Toutes ces valeurs m’ont été enseignées par la médina, au même titre que la solidarité entre voisins, la sagesse des anciens, le respect des autres, qu’ils soient juifs ou musulmans. En partant j’emportais avec moi un fragment fondateur de mon passé, ce cœur de la médina qui continue à battre en moi, l’enfant de la médina de Tunis.
... Ah les soirées musicales organisées par mon oncle dans notre patio ! La musique en emplissait soudain tout l’espace, avant de s’élever en vastes spirales vers les terrasses et vers le ciel. Il y avait d’abord des solos de oud, de qanoun et de violon, puis quelques morceaux de malouf qui parlaient au cœur de chacun. Quand soudain on entendait frapper à la porte. Une grande dame de la chanson était arrivée, la plus populaire des chanteuses de la Tunisie de l’époque. Saliha faisait une entrée spectaculaire dans le patio, sous les applaudissements nourris de tous.
Saliha avait une voix limpide, douce et puissante, qui bouleversait les cœurs dès les premières notes. Tout le monde était sous le charme, comme envoûté. Notre petit patio était devenu un théâtre à ciel ouvert, un véritable colisée, une scène immense qui avait repoussé les murs et dont le ciel était la limite. Fasciné par le spectacle, je regardais les étoiles qui scintillaient dans notre carré de ciel. Elles semblaient danser.

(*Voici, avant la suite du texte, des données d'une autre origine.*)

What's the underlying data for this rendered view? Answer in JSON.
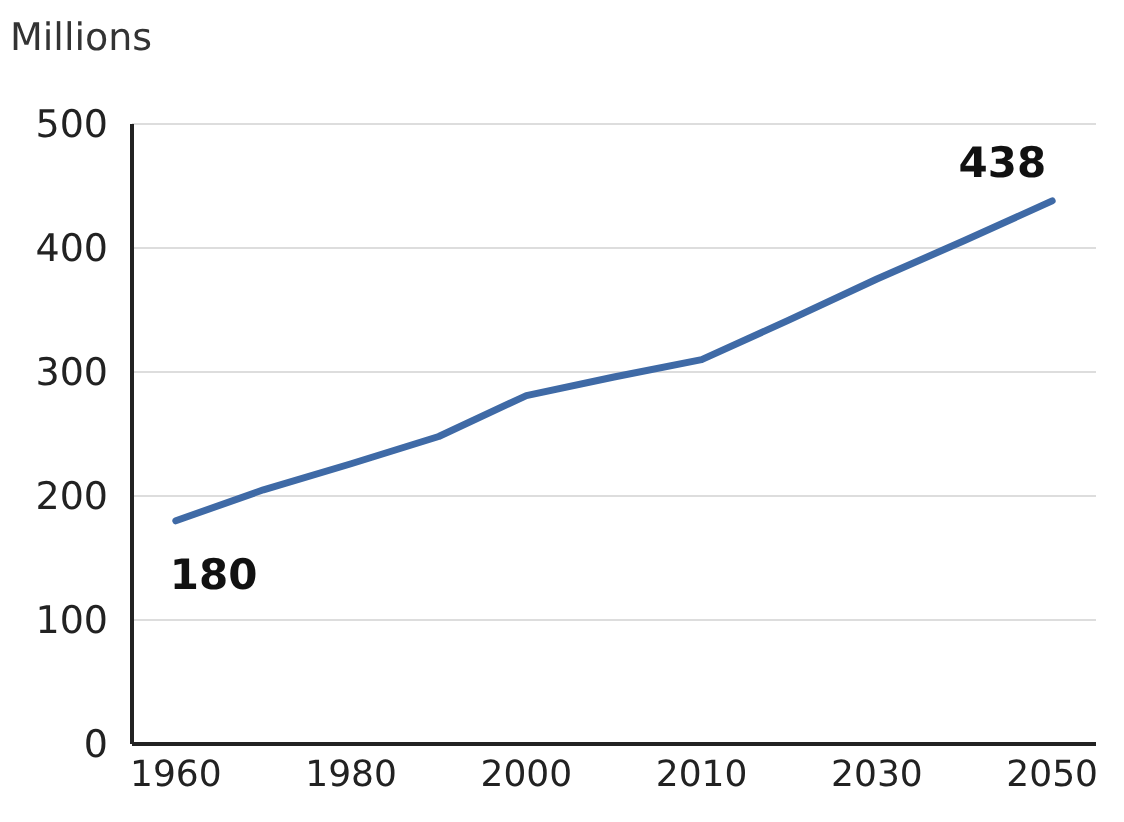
{
  "chart_data": {
    "type": "line",
    "ylabel": "Millions",
    "categories": [
      "1960",
      null,
      "1980",
      null,
      "2000",
      null,
      "2010",
      null,
      "2030",
      null,
      "2050"
    ],
    "series": [
      {
        "color": "#3f6aa6",
        "values": [
          180,
          205,
          226,
          248,
          281,
          296,
          310,
          342,
          375,
          406,
          438
        ],
        "value_labels": [
          "180",
          null,
          null,
          null,
          null,
          null,
          null,
          null,
          null,
          null,
          "438"
        ]
      }
    ],
    "ylim": [
      0,
      500
    ],
    "yticks": [
      0,
      100,
      200,
      300,
      400,
      500
    ],
    "grid": "y",
    "legend": false,
    "marker": "none",
    "line_style": "solid"
  }
}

Tous les yeux étaient braqués sur la diva. Les yeux des hommes présents dans le patio, et les yeux des femmes regardant à travers le fer forgé des fenêtres des chambres. Mais aussi les yeux des nombreuses femmes et enfants du voisinage qui avaient pris l’habitude de sauter d’une terrasse à l’autre pour venir admirer le spectacle du haut des terrasses surplombant notre patio.
L’image de Saliha, cette icône de la chanson tunisienne jusqu’aux années 1960, chantant au milieu de notre patio, reste gravée dans mon cœur de petit garçon de la médina. Combien d’enfants ont eu la chance de voir leur petite maison familiale se transformer en palais de la musique et des rêves !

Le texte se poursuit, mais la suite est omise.